Ted Williams wanted people to look at him walk down the street and say “There goes the greatest hitter who ever lived.” Was he? If not, he was damn close, and one can argue his case quite proudly and not look like a dummy. Ted Williams had guts, and he also had vision. He also had a work ethic, and he was also crazy. We have quite a bit in common.

Ted Williams was loved and hated, but nobody could question he was one of the greats of all time in baseball. I respect the hell out of everything he was and stood for, and I have to believe if we met we’d have gotten along famously. It takes major trouser pebbles to be who one is and not care who likes it or who doesn’t. That’s what I think a real winner is.

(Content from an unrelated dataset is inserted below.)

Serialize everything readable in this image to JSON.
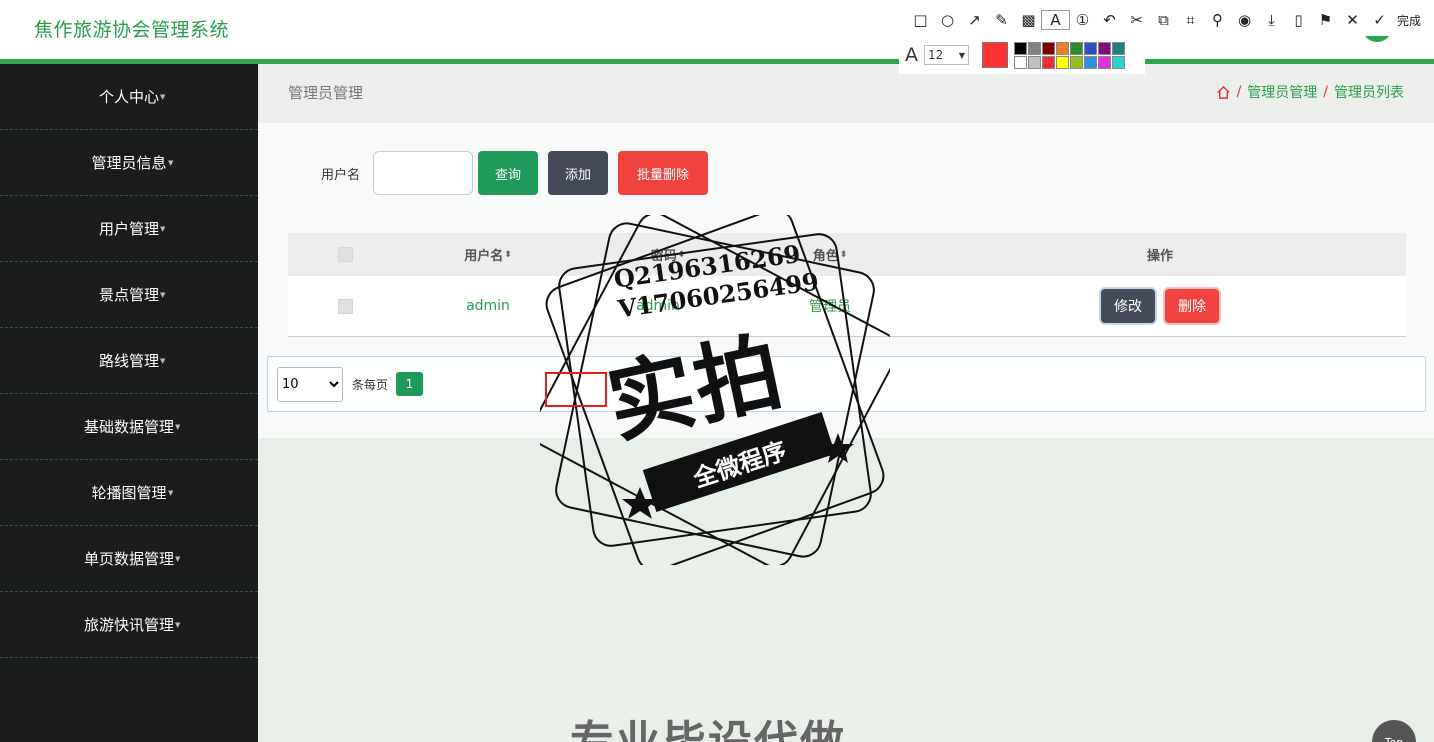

I want to be a winner, starting from the inside out. Immediately. I want people to look at me walk down the street and say “There goes the King of Uranus!” They can laugh at me all they want, because it’s FUNNY – and I want to be walking to the bank when they see me walking down the street. I want to squeeze out every last bit of life I have left.

I really don’t care who’s making fun of me or thinks I’m an idiot. I said I was crazy and I am, but crazy doesn’t mean stupid. It doesn’t mean mentally ill, either. Crazy means the opposite of boring and predictable. That’s what my definition is. Einstein, da Vinci, Van Gogh, Michelangelo, Sun Ra, George Clinton…they were ALL crazy – but also brilliant.

That’s how I want to be thought of. We’re all going to die anyway, I want to burn out in action with all my creative cylinders firing, not rust out like 99% of everyone everywhere. I never thought this planet was my home, and soon enough it won’t be. If I waste my time being pissed off or complaining, it’ll be that much more painful. Piss on it, I’m in charge.

I know this is rambling and all over the place, but I really don’t care. After four years of writing my thoughts every single day, I finally feel like I’m starting to get a clue of what’s really important. I know I’m not a very good writer, and I don’t claim to be. I do this for a daily discipline, to force myself to at least make some effort to catalog my time on Earth.

If nobody reads it I’ll still keep doing it, especially after today. I feel like I’m peeling an onion and discovering a whole new side of my inner drive, passion and creativity. Getting rejected yesterday was actually a positive, in that I didn’t die from it and I’m dealing with it in a very logical and productive manner. It’s not personal, and I know I have something to offer as far as productivity goes. Crazy is not a bad thing, at least how I intend to use it.